Bien sûr que oui. Les hépatites chroniques (B, C) aboutissent malheureusement dans quelques cas à une destruction du foie (cirrhose...) à l’origine d’une insuffisance hépatique entraînant la mort. L’hépatite B et l’hépatite C étaient responsables en 2019 de 1,4 millions de décès dans le monde avec une prévalence (nouveaux cas) de 6,1% pour l’Afrique.
Quels sont les traitements destinés à l’hépatite ?
Toutes les hépatites ne se traitent pas, certaines guérissent spontanément. Seules celles de types virales B et C qui sont chroniques. C’est pourquoi un bilan initial est nécessaire afin d’apprécier l’évolution de la maladie. Ce n’est seulement qu’après cela qu’un traitement est décidé. Les thérapies font souvent appel à des antiviraux (à base d’anticorps monoclonaux...). Mais, il faut noter que ces thérapies coûtent chères (même s’il existe un programme national de lutte contre les hépatites qui participe activement à la prise en charge des malades). Et les rechutes restent possibles malgré des traitements bien conduits. Notons qu’il y a des traitements qui ne marchent pas toujours.
Quelles dispositions peut-on conseiller pour le prévenir chez quelq’un qui n’en souffre pas ?
Pour ceux qui ne souffrent pas d’hépatite, la vaccination reste la meilleure et principale prévention.
Sous le zèle de l’amour, des partenaires s’embrassent sans se soucier de cette maladie . Qu’en dites vous ?
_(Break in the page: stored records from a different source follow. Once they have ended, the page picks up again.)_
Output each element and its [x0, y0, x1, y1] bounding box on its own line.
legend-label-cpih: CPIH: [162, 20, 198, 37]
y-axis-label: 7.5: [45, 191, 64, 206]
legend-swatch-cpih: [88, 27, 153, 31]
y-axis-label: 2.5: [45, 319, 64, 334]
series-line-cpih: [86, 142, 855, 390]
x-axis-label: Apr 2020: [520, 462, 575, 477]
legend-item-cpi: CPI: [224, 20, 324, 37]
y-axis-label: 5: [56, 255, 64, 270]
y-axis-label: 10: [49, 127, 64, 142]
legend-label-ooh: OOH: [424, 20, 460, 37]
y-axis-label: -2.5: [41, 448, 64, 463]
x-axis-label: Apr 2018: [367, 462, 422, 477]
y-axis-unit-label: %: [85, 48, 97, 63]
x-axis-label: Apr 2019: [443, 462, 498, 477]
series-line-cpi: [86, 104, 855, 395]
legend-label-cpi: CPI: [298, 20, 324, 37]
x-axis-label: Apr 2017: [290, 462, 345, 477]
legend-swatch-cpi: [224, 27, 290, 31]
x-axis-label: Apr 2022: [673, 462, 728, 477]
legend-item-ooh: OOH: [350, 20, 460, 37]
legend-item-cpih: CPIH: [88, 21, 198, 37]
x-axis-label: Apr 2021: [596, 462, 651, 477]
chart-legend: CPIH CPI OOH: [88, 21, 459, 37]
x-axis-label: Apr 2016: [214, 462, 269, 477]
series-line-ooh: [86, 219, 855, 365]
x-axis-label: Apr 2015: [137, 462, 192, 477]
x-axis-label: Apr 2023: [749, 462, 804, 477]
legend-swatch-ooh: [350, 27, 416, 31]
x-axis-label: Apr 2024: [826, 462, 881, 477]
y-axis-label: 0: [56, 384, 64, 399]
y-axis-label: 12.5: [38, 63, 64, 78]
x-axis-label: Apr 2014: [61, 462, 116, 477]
Ah ! Il serait bon qu’ils pensent à faire leur test de sérologie de l’hépatite B car cette dernière se transmet par la salive ! Par conséquent si l’un des partenaires est infecté, il y a de grands risques que l’autre le soit aussi.
Votre mot de la fin ?
Les hépatites entraînent de nombreux cas de décès dans le monde et surtout en Afrique. Leur symptomatologie extrêmement variée est souvent quasi absente. Ce qui retarde le diagnostic et mène le patient vers des complications irréversibles voire vers la mort au stade final. C’est pourquoi il faut axer la lutte contre les hépatites sur la prévention à travers la vaccination.